When the Weak Becomes Strong: Effective Observables via Time-Symmetric Quantum Selection

TL;DR

This paper reveals that the product of sequential weak measurements in time-symmetric quantum mechanics corresponds to a strong, state-conditioned observable that encodes interference, with applications in quantum information processing.

Contribution

It introduces a novel connection between sequential weak values and strong observables, extending the formalism to mixed states and practical quantum information tasks.

Findings

Product of weak values equals a strong, state-conditioned observable.

The observable encodes interference, especially for superpositions.

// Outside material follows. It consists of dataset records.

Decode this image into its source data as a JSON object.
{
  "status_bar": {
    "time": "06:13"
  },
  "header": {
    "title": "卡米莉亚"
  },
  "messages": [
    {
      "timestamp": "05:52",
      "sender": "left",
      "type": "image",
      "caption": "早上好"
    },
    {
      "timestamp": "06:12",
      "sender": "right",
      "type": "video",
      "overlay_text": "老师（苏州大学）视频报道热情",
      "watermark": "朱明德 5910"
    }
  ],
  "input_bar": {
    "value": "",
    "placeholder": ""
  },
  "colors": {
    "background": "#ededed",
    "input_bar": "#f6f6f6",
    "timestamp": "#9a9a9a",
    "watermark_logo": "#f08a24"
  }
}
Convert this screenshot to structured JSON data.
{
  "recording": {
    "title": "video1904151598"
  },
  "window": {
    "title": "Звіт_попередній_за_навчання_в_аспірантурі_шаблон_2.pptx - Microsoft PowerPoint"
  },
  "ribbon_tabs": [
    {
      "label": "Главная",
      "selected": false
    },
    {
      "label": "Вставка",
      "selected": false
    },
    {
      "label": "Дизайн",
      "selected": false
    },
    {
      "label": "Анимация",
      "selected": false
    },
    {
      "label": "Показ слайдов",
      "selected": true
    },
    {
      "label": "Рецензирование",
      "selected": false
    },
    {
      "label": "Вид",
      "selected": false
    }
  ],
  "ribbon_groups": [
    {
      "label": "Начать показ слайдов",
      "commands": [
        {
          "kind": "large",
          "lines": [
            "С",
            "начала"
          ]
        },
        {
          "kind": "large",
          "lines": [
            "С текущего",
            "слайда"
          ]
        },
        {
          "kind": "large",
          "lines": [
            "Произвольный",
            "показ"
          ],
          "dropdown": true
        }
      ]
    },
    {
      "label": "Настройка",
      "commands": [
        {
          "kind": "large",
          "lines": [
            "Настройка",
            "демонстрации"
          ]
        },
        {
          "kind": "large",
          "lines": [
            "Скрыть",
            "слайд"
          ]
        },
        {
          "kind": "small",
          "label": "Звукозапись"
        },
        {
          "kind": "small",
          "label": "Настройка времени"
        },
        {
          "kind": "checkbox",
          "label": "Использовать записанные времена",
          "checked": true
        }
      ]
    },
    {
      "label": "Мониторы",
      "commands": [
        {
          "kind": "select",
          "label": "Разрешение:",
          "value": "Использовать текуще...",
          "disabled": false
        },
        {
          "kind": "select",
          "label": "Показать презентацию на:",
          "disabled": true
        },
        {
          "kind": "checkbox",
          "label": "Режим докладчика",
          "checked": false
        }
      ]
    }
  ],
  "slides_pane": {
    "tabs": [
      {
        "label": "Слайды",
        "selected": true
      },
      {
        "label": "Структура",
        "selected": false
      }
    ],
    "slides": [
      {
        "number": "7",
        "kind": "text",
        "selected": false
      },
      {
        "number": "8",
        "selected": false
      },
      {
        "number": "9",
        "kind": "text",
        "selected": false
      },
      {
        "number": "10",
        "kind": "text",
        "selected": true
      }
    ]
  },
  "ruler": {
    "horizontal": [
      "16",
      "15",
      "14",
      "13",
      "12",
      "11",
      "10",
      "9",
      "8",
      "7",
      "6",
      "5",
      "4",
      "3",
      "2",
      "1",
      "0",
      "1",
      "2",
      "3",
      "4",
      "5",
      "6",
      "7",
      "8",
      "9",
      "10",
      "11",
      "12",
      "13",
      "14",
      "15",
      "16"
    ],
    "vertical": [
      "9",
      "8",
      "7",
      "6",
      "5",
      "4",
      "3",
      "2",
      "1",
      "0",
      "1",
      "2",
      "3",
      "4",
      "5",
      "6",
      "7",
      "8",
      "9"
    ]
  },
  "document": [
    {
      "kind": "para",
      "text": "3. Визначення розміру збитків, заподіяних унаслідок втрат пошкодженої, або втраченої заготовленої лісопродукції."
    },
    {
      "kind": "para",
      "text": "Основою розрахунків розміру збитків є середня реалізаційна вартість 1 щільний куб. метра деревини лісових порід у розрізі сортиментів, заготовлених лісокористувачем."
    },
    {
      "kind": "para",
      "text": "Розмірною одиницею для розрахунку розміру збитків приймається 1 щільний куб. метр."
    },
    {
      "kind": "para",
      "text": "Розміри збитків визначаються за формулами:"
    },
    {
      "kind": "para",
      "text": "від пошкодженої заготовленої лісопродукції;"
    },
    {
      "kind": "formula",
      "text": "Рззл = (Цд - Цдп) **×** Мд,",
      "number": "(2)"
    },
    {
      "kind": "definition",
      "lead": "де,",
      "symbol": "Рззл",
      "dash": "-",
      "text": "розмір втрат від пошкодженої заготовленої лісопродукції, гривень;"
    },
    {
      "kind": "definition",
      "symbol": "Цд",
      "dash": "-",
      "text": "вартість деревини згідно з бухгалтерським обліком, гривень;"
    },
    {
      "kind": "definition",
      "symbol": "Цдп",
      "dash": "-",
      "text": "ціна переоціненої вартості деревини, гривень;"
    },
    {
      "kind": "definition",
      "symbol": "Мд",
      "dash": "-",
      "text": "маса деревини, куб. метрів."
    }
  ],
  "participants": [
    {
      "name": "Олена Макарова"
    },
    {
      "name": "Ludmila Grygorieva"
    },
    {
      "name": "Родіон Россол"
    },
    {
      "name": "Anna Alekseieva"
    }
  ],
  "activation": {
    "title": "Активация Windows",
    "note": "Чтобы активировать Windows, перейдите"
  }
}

Application to error witnessing and phase inference in quantum computing.

Abstract

We investigate the sequential composition of weak values in the framework of time-symmetric quantum mechanics. Specifically, we consider a forward'' weak measurement from a preselected state $\ket{\psi}$ to a post-selected state $\ket{\phi}$, followed by a reverse'' weak measurement. We show that the product of these two weak values corresponds to the normalized expectation value of a strong, state-conditioned observable $B = A P_\psi A$, where $P_\psi = \ket{\psi}\bra{\psi}$ is the projector onto the preselected state. Analyzing the structure of $B$, we demonstrate how it encodes interference information, particularly when $\ket{\psi}$ is a superposition rather than an eigenstate of $A$. This formulation extends naturally to mixed states by replacing $P_\psi$ with a generic density matrix $\rho$, linking the construction to the formalism of generalized quantum measurements. We illustrate practical applications in quantum information, including state-specific error witnessing in quantum computing, and show how the phase of a weak value can be inferred via strong measurements in the pure-state case.